Barkley acredita que as pessoas com o transtorno apresentem problemas nessas cinco habilidades mentais, que, anteriormente (1997), ele já havia denominado funções executivas. Mattos, Saboya, Kaefer, Knijnik e Soncini (2003) também entendem o problema como uma síndrome disexecutiva por considerarem que o principal comprometimento decorrente do TDAH é o das funções executivas. O sistema de controle executivo é responsável por recrutar e extrair informações de diversos outros sistemas cerebrais. As funções executivas compreendem uma classe de atividades altamente sofisticadas que, em conjunto, englobam todos os processos responsáveis por focalizar, direcionar, regular, gerenciar e integrar funções cognitivas, emoções e comportamentos. Elas são responsáveis pela realização de tarefas simples de rotina e, principalmente, pela solução ativa de problemas novos.
Método
Como metodologia de investigação, optou-se pelo Estudo de Caso, dada a possibilidade de esse tipo de pesquisa qualitativa permitir uma análise aprofundada do objeto de estudo, bem como dos sujeitos envolvidos. Dentre as opções de trabalho com o Estudo de Caso, elegeu-se a História Oral como fonte de coleta de dados. Esta, segundo Alberti (2004), é um método de pesquisa "que privilegia a realização de entrevistas com pessoas que participaram de, ou testemunharam, acontecimentos, conjunturas, visões de mundo, como forma de se aproximar do objeto de estudo" (p. 18).
Participantes
Contou-se com a ajuda de profissionais da área da Saúde - médicos e psicólogos - na busca de possíveis participantes da pesquisa, que foram escolhidos de acordo com o interesse e o consentimento dos mesmos. Selecionou-se cinco adultos com diagnóstico de TDAH, feito na infância ou não - mas que, neste caso, sofreram os seus efeitos: Cláudia, Paulo, Sandra, Thaís e Tânia2. Outro critério utilizado na seleção dos participantes foi estarem cursando o Ensino Superior ou já o terem concluído.
Material
Os materiais utilizados foram: questionário com questões fechadas sobre os dados pessoais e sócio-culturais dos entrevistados, sobre a formação acadêmica e o diagnóstico do TDAH; entrevista semi-estruturada.
Procedimento
Antes das entrevistas, a metodologia e os objetivos foram esclarecidos aos entrevistados, ressaltando a importância de cada um na pesquisa.
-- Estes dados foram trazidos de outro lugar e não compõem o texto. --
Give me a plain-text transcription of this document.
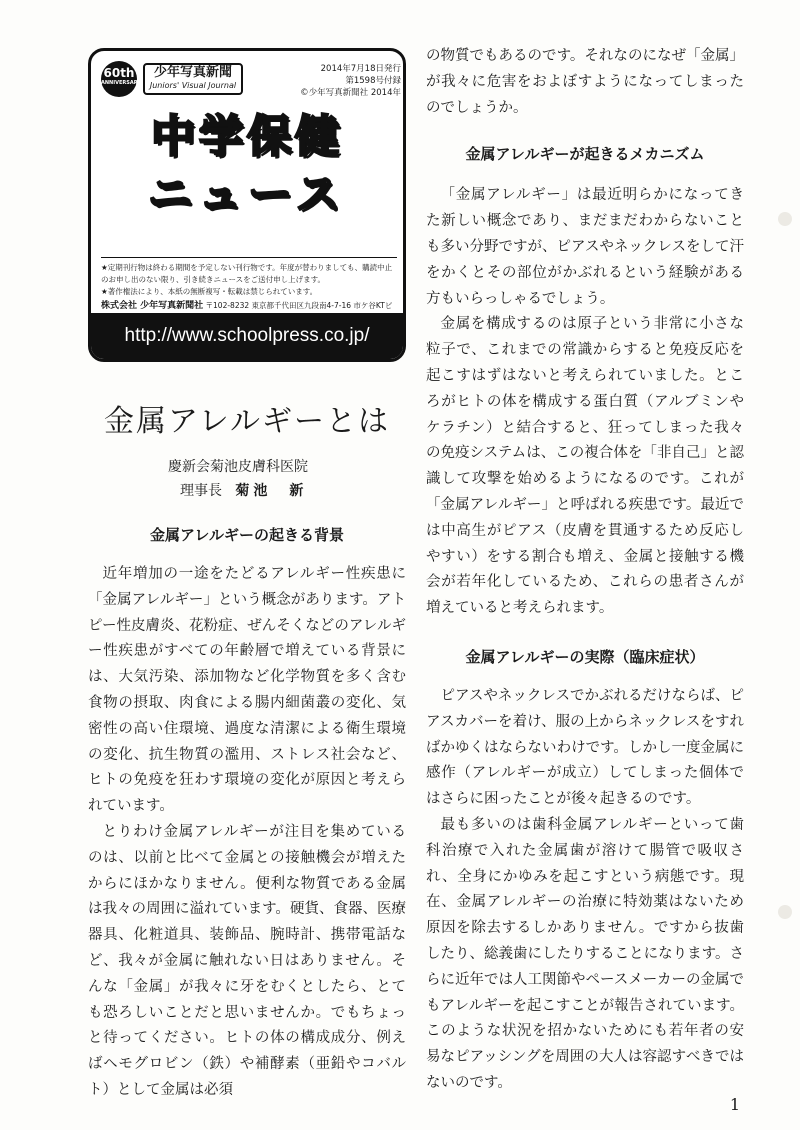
60th
ANNIVERSARY
少年写真新聞
Juniors' Visual Journal
2014年7月18日発行
第1598号付録
©少年写真新聞社 2014年
中学保健
ニュース

★定期刊行物は終わる期間を予定しない刊行物です。年度が替わりましても、購読中止のお申し出のない限り、引き続きニュースをご送付申し上げます。

★著作権法により、本紙の無断複写・転載は禁じられています。

株式会社 少年写真新聞社 〒102-8232 東京都千代田区九段南4-7-16 市ケ谷KTビ
http://www.schoolpress.co.jp/
金属アレルギーとは
慶新会菊池皮膚科医院
理事長 菊池　新
金属アレルギーの起きる背景

近年増加の一途をたどるアレルギー性疾患に「金属アレルギー」という概念があります。アトピー性皮膚炎、花粉症、ぜんそくなどのアレルギー性疾患がすべての年齢層で増えている背景には、大気汚染、添加物など化学物質を多く含む食物の摂取、肉食による腸内細菌叢の変化、気密性の高い住環境、過度な清潔による衛生環境の変化、抗生物質の濫用、ストレス社会など、ヒトの免疫を狂わす環境の変化が原因と考えられています。

とりわけ金属アレルギーが注目を集めているのは、以前と比べて金属との接触機会が増えたからにほかなりません。便利な物質である金属は我々の周囲に溢れています。硬貨、食器、医療器具、化粧道具、装飾品、腕時計、携帯電話など、我々が金属に触れない日はありません。そんな「金属」が我々に牙をむくとしたら、とても恐ろしいことだと思いませんか。でもちょっと待ってください。ヒトの体の構成成分、例えばヘモグロビン（鉄）や補酵素（亜鉛やコバルト）として金属は必須

の物質でもあるのです。それなのになぜ「金属」が我々に危害をおよぼすようになってしまったのでしょうか。

金属アレルギーが起きるメカニズム

「金属アレルギー」は最近明らかになってきた新しい概念であり、まだまだわからないことも多い分野ですが、ピアスやネックレスをして汗をかくとその部位がかぶれるという経験がある方もいらっしゃるでしょう。

金属を構成するのは原子という非常に小さな粒子で、これまでの常識からすると免疫反応を起こすはずはないと考えられていました。ところがヒトの体を構成する蛋白質（アルブミンやケラチン）と結合すると、狂ってしまった我々の免疫システムは、この複合体を「非自己」と認識して攻撃を始めるようになるのです。これが「金属アレルギー」と呼ばれる疾患です。最近では中高生がピアス（皮膚を貫通するため反応しやすい）をする割合も増え、金属と接触する機会が若年化しているため、これらの患者さんが増えていると考えられます。

金属アレルギーの実際（臨床症状）

ピアスやネックレスでかぶれるだけならば、ピアスカバーを着け、服の上からネックレスをすればかゆくはならないわけです。しかし一度金属に感作（アレルギーが成立）してしまった個体ではさらに困ったことが後々起きるのです。

最も多いのは歯科金属アレルギーといって歯科治療で入れた金属歯が溶けて腸管で吸収され、全身にかゆみを起こすという病態です。現在、金属アレルギーの治療に特効薬はないため原因を除去するしかありません。ですから抜歯したり、総義歯にしたりすることになります。さらに近年では人工関節やペースメーカーの金属でもアレルギーを起こすことが報告されています。このような状況を招かないためにも若年者の安易なピアッシングを周囲の大人は容認すべきではないのです。

1
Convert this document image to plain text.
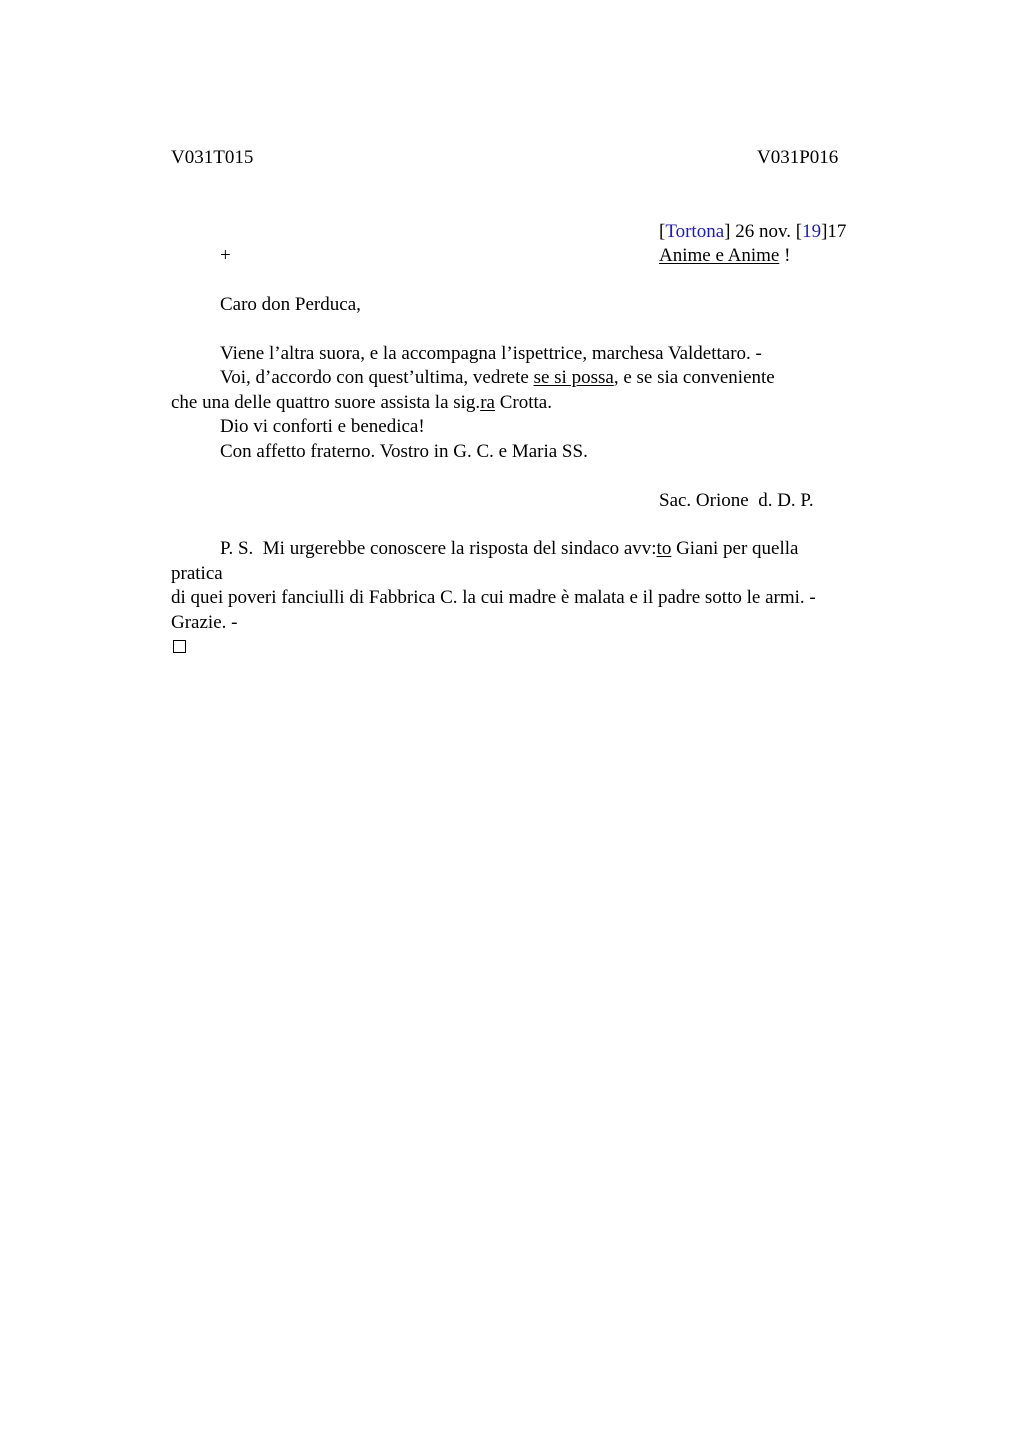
V031T015	V031P016
[Tortona] 26 nov. [19]17
+	Anime e Anime !
Caro don Perduca,
Viene l’altra suora, e la accompagna l’ispettrice, marchesa Valdettaro. -
Voi, d’accordo con quest’ultima, vedrete se si possa, e se sia conveniente
che una delle quattro suore assista la sig.ra Crotta.
Dio vi conforti e benedica!
Con affetto fraterno. Vostro in G. C. e Maria SS.
Sac. Orione  d. D. P.
P. S.  Mi urgerebbe conoscere la risposta del sindaco avv:to Giani per quella
pratica
di quei poveri fanciulli di Fabbrica C. la cui madre è malata e il padre sotto le armi. -
Grazie. -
Durante as entrevistas, realizadas individualmente, eles falaram sobre a trajetória escolar de cada um, apontando: - em que fase da escolaridade ocorreu o diagnóstico do TDAH; - como foi a passagem pelos ensinos Fundamental, Médio e Superior; - o que fizeram (e fazem) para superar as dificuldades decorrentes do transtorno. Além do Levantamento dessas informações, foram formuladas outras questões, quando necessárias. Todos os entrevistados declararam-se diagnosticados com TDAH, com predominância do tipo hiperativo, sendo que o diagnóstico foi feito por médicos e/ou psicólogos.
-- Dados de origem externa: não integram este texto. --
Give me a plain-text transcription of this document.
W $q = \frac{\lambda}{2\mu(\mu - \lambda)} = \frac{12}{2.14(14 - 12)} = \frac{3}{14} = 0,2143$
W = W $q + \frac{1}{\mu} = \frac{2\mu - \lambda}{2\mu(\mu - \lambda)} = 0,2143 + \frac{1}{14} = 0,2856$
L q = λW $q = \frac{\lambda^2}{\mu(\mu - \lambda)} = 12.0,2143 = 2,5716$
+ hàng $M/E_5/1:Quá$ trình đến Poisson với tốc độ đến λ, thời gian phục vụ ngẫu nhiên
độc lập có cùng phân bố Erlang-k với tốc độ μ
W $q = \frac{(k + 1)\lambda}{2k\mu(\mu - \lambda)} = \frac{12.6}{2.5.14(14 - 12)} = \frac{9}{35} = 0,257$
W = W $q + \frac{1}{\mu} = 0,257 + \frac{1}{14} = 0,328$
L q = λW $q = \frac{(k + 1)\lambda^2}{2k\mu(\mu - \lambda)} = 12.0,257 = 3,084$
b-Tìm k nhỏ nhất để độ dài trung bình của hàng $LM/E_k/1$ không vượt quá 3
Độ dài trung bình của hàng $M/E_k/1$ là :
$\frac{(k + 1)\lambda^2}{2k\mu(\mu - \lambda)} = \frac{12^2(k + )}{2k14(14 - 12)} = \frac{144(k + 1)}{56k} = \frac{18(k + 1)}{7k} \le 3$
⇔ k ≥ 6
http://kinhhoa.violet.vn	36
Cada entrevista durou, em média, 45 minutos. A transcrição e a textualização das falas foram executadas pela pesquisadora. Na textualização, foi feita apenas a adequação gramatical, foram mantidas as interrupções de pensamento, as mudanças de foco temático e as posteriores retomadas, por julgar importantes na análise que seria empreendida e pela freqüência da ocorrência.
Resultados e Discussão
A pesquisa configurou-se como possibilidade de reflexão sobre as práticas escolares relacionadas ao TDAH. Seria muito simplista a idéia de que falhas na formação de professores nos cursos de Ensino Superior sejam as únicas causas das dificuldades encontradas pelos alunos com o transtorno. No entanto, os professores são os sujeitos que, diretamente, podem interferir na aprendizagem, fazer a mediação entre os relacionamentos presentes no ambiente escolar e perceber quando há necessidade de solicitação de avaliação médica e/ou psicológica. Por isso, na formação de professores, deve-se ressaltar a importância de o professor conhecer os determinantes do desempenho escolar de seus alunos, bem como refletir sobre a participação da escola frente ao problema.
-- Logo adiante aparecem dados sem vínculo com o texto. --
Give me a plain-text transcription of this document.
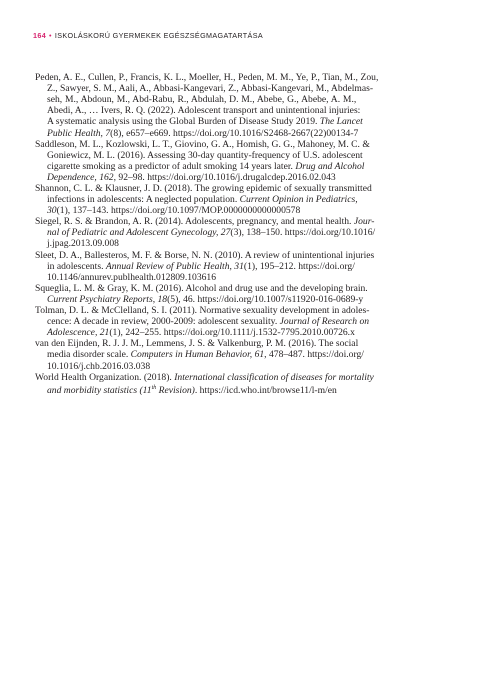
164 • ISKOLÁSKORÚ GYERMEKEK EGÉSZSÉGMAGATARTÁSA
Peden, A. E., Cullen, P., Francis, K. L., Moeller, H., Peden, M. M., Ye, P., Tian, M., Zou,
Z., Sawyer, S. M., Aali, A., Abbasi-Kangevari, Z., Abbasi-Kangevari, M., Abdelmas-
seh, M., Abdoun, M., Abd-Rabu, R., Abdulah, D. M., Abebe, G., Abebe, A. M.,
Abedi, A., … Ivers, R. Q. (2022). Adolescent transport and unintentional injuries:
A systematic analysis using the Global Burden of Disease Study 2019. The Lancet
Public Health, 7(8), e657–e669. https://doi.org/10.1016/S2468-2667(22)00134-7
Saddleson, M. L., Kozlowski, L. T., Giovino, G. A., Homish, G. G., Mahoney, M. C. &
Goniewicz, M. L. (2016). Assessing 30-day quantity-frequency of U.S. adolescent
cigarette smoking as a predictor of adult smoking 14 years later. Drug and Alcohol
Dependence, 162, 92–98. https://doi.org/10.1016/j.drugalcdep.2016.02.043
Shannon, C. L. & Klausner, J. D. (2018). The growing epidemic of sexually transmitted
infections in adolescents: A neglected population. Current Opinion in Pediatrics,
30(1), 137–143. https://doi.org/10.1097/MOP.0000000000000578
Siegel, R. S. & Brandon, A. R. (2014). Adolescents, pregnancy, and mental health. Jour-
nal of Pediatric and Adolescent Gynecology, 27(3), 138–150. https://doi.org/10.1016/
j.jpag.2013.09.008
Sleet, D. A., Ballesteros, M. F. & Borse, N. N. (2010). A review of unintentional injuries
in adolescents. Annual Review of Public Health, 31(1), 195–212. https://doi.org/
10.1146/annurev.publhealth.012809.103616
Squeglia, L. M. & Gray, K. M. (2016). Alcohol and drug use and the developing brain.
Current Psychiatry Reports, 18(5), 46. https://doi.org/10.1007/s11920-016-0689-y
Tolman, D. L. & McClelland, S. I. (2011). Normative sexuality development in adoles-
cence: A decade in review, 2000-2009: adolescent sexuality. Journal of Research on
Adolescence, 21(1), 242–255. https://doi.org/10.1111/j.1532-7795.2010.00726.x
van den Eijnden, R. J. J. M., Lemmens, J. S. & Valkenburg, P. M. (2016). The social
media disorder scale. Computers in Human Behavior, 61, 478–487. https://doi.org/
10.1016/j.chb.2016.03.038
World Health Organization. (2018). International classification of diseases for mortality
and morbidity statistics (11th Revision). https://icd.who.int/browse11/l-m/en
Todos os entrevistados citaram problemas escolares ocorridos, principalmente, no Ensino Fundamental e Médio, derivados do desconhecimento do TDAH pelos professores e pela falta de aproveitamento das características positivas do transtorno. No Ensino Superior, sentiram (sentem) menos dificuldades, por já terem descoberto maneiras de superar os obstáculos decorrentes de instabilidade da atenção, impulsividade e/ou hiperatividade; pela compreensão dos professores; ou mesmo, segundo uma entrevistada, por causa de pouca exigência feita aos alunos. As suas falas revelam lacunas na formação de professores e apontam caminhos para a reflexão do significado das práticas escolares. No estudo sobre a influência dessas práticas na aprendizagem e no comportamento de Cláudia, Paulo, Sandra, Thaís e Tânia, destacamos os tópicos "dificuldades acadêmicas" e "formação de professores".
Dificuldades Acadêmicas
Embora Sandra e Cláudia tivessem recebido tratamento medicamentoso na infância, sentiram dificuldades semelhantes às de Paulo, Tânia e Thaís, que só tiveram o diagnóstico do TDAH na vida adulta. Uma, por causa da dificuldade do diagnóstico correto, a outra, pela descontinuidade do tratamento. Os principais problemas apontados pelos entrevistados estão relacionados a: leitura e escrita, falta de dinamismo nas aulas, hiperatividade, avaliação de conteúdos escolares, indisciplina e agressividade, relacionamentos, auto-estima, diversidade humana.
Quatro entrevistados tiveram alguma dificuldade relacionada à leitura e/ou à escrita Durante a escolaridade, por falta de concentração ou por não gostarem de ler. Em "eu sei o que é, mas eu não sei passar no papel" (Cláudia) e em "ler algum texto para depois dele partir para alguma outra coisa", há sinais de comprometimento das funções executivas, especificamente, a análise-síntese (Barkley 2002; Mattos & cols., 2003). Apesar de o trabalho com a leitura e a escrita ser muito árduo para alunos com TDAH, é essencial para a sobrevivência na atual sociedade, pois esta requer o desenvolvimento/uso de competências cognitivas superiores, como - além de análise e síntese - "rapidez de resposta, comunicação clara e precisa, interpretação e uso de diferentes formas de linguagem, capacidade para trabalhar em grupo, gerenciar processos para atingir metas, trabalhar com prioridades (...)" (Kuenzer, 2002, p.18).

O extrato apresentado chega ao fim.